In some ways, betrayal is inevitable. When our bodies betray us, surgery is often the key to recovery. When we betray each other, the path to recovery is less clear. We do whatever it takes to rebuild the trust that was lost. And then there are some wounds, some betrayals…that are so deep, so profound that there is no way to repair what was lost. And when that happens, there's nothing left to do but wait.
No one believes that their life will turn out just kind of okay. We all think we are going to be great. Expectations of the trails we will blaze, the people we will help, the difference we will make. Great expectations of who we will be, where we will go. And then we get there.
We all think we’re going to be great and we feel a little bit robbed when our expectations aren’t met. But sometimes our expectations sell us short. Sometimes the expected simply pales in comparison to the unexpected. You got to wonder why we cling to our expectations, because the expected is just what keeps us steady. Standing. Still. The expected's just the beginning, the unexpected is what changes our lives.

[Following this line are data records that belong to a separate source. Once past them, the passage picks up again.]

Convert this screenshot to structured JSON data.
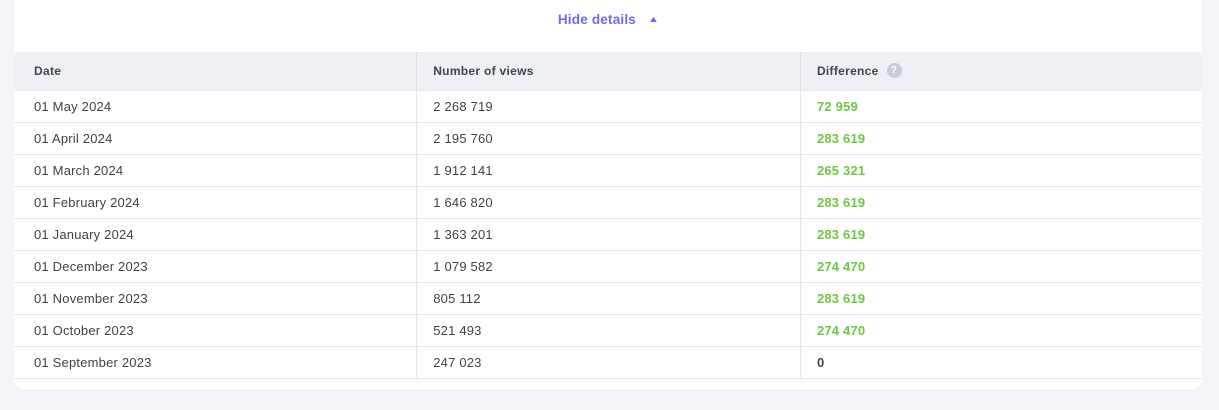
{
  "page": {
    "background_color": "#f3f4f8",
    "card_color": "#ffffff"
  },
  "details_toggle": {
    "label": "Hide details",
    "icon": "caret-up",
    "accent_color": "#6b6af0"
  },
  "table": {
    "columns": [
      {
        "label": "Date"
      },
      {
        "label": "Number of views"
      },
      {
        "label": "Difference",
        "has_help_icon": true
      }
    ],
    "rows": [
      {
        "date": "01 May 2024",
        "views": "2 268 719",
        "difference": "72 959",
        "positive": true
      },
      {
        "date": "01 April 2024",
        "views": "2 195 760",
        "difference": "283 619",
        "positive": true
      },
      {
        "date": "01 March 2024",
        "views": "1 912 141",
        "difference": "265 321",
        "positive": true
      },
      {
        "date": "01 February 2024",
        "views": "1 646 820",
        "difference": "283 619",
        "positive": true
      },
      {
        "date": "01 January 2024",
        "views": "1 363 201",
        "difference": "283 619",
        "positive": true
      },
      {
        "date": "01 December 2023",
        "views": "1 079 582",
        "difference": "274 470",
        "positive": true
      },
      {
        "date": "01 November 2023",
        "views": "805 112",
        "difference": "283 619",
        "positive": true
      },
      {
        "date": "01 October 2023",
        "views": "521 493",
        "difference": "274 470",
        "positive": true
      },
      {
        "date": "01 September 2023",
        "views": "247 023",
        "difference": "0",
        "positive": false
      }
    ],
    "colors": {
      "positive_difference": "#6dc744",
      "header_background": "#eef0f5",
      "row_border": "#e4e6eb",
      "text": "#3e434c"
    },
    "help_icon_glyph": "?",
    "caret_glyph": "▲"
  }
}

People have scars. In all sorts of unexpected places. Like secret road maps of their personal histories. Diagrams of all their old wounds. Most of our wounds heal, leaving nothing behind but a scar. But some of them don't. Some wounds we carry with us everywhere and though the cut's long gone, the pain still lingers.
What's worse, new wounds which are so horribly painful or old wounds that should've healed years ago and never did? Maybe our old wounds teach us something. They remind us where we've been and what we've overcome. They teach us lessons about what to avoid in the future. That's what we like to think. But that's not the way it is, is it? Some things we just have to learn over and over and over again.